Il convient de rappeler la définition de la force majeure laquelle est un évènement imprévisible, irrésistible (insurmontable) et extérieur (échappant au contrôle des personnes concernées).

La crise sanitaire actuelle réunit certes 2 des critères sur les 3 de la définition, à savoir le caractère imprévisible et extérieur. En revanche le critère de l'irrésistibilité pourra être sujet à discussion.

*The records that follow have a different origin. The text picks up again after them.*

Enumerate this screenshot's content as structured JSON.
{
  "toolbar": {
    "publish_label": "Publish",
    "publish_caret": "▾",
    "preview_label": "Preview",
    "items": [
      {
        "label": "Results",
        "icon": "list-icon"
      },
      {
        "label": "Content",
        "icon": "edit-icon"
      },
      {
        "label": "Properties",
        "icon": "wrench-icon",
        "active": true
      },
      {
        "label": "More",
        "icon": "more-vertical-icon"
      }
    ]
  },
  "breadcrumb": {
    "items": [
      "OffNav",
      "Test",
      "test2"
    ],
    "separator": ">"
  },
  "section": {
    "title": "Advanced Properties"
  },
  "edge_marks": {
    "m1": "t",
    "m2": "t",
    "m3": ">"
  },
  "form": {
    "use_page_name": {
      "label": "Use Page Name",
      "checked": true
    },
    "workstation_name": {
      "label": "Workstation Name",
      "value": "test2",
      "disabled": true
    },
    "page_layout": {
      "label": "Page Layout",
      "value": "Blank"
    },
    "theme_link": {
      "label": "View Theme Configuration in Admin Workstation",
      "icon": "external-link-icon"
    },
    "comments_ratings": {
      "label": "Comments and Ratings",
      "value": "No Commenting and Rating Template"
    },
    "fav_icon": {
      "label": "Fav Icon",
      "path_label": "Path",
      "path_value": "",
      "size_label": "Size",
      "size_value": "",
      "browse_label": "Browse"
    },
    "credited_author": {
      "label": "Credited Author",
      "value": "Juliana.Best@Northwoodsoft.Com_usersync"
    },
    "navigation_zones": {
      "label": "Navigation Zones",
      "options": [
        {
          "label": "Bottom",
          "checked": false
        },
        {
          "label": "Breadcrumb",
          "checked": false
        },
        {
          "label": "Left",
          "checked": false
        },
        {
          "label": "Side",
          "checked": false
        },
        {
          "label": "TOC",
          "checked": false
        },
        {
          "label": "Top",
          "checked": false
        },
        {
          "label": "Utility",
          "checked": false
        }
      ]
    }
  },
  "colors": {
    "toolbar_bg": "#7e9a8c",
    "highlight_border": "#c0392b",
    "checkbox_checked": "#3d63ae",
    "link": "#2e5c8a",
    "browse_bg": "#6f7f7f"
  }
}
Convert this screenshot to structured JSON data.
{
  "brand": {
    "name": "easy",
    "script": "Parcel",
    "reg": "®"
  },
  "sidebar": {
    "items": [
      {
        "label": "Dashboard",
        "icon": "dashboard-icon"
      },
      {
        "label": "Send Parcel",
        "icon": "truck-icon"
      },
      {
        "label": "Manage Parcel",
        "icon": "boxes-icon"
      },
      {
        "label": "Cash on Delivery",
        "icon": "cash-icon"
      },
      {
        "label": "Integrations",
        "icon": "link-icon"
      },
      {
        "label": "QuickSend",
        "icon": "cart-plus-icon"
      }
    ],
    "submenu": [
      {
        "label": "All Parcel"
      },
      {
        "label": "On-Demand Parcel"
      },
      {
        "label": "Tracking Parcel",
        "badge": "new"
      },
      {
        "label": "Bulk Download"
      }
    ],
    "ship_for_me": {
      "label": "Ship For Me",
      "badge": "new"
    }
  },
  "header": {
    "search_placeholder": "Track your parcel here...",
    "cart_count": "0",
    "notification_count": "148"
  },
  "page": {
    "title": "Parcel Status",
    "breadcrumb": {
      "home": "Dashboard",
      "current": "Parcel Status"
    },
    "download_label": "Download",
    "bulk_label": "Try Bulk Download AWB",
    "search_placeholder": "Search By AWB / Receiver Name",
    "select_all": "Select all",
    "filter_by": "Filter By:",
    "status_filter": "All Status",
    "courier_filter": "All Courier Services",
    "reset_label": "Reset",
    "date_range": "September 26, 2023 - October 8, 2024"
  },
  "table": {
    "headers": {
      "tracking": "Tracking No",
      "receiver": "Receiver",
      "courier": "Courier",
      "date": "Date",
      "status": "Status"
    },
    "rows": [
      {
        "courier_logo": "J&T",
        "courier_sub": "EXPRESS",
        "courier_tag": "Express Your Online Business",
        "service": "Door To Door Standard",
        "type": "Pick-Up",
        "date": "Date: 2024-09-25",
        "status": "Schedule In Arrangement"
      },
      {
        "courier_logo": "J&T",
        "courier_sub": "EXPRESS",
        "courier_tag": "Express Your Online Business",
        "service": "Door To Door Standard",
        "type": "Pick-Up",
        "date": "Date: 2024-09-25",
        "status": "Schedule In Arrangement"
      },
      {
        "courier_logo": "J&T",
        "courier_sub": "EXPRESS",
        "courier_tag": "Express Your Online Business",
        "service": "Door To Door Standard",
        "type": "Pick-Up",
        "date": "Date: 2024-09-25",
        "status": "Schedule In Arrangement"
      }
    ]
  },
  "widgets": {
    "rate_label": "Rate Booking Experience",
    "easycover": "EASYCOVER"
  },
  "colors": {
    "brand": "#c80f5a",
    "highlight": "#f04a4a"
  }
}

Dans l'éventualité où la crise sanitaire actuelle pourrait être assimilée à un cas de force majeure, l'article 1218 du code civil dispose que "Si l'empêchement est temporaire, l'exécution de l'obligation est suspendue à moins que le retard qui en résulterait ne justifie la résolution du contrat".

Aussi, si la situation est temporaire, les conditions de la force majeure ne sont pas réunies.

Enfin, l'entreprise de travail temporaire ne peut se référer à une rupture du contrat de mise à disposition pour rompre avant le terme le contrat de mission.

L'article L 1251-27 du code du travail pose comme principe que la rupture du contrat de mise à disposition ne constitue pas un cas de force majeure.

Aussi, dans la situation actuelle :

- l'entreprise de travail temporaire ne peut rompre avant le terme le contrat de mission et ce, que le contrat de mise à disposition soit suspendu ou rompu,

- si l'entreprise de travail temporaire estime que la situation actuelle est constitutive d'un cas de force majeure, il lui appartient de rompre le contrat de mission temporaire avec obligation d'établir un nouveau contrat de mission et d'assurer une rémunération équivalente mais elle ne peut exiger du salarié qu'il prenne l'initiative de la rupture.

 

  • la rupture anticipée à l'initiative du salarié

Le salarié temporaire mis à disposition peut-il rompre avant le terme prévu le contrat de mission ?

Le code du travail prévoit un seul motif de rupture anticipée du contrat de mission d'intérim à l'initiative du salarié : la conclusion par lui d'un contrat de travail à durée indéterminée.

Si le salarié de travail temporaire devait rompre son contrat d'intérim par anticipation pour un autre motif que la conclusion d'un contrat de travail à durée indéterminée, il commet une faute engageant sa responsabilité à l'égard de l'entreprise de travail temporaire.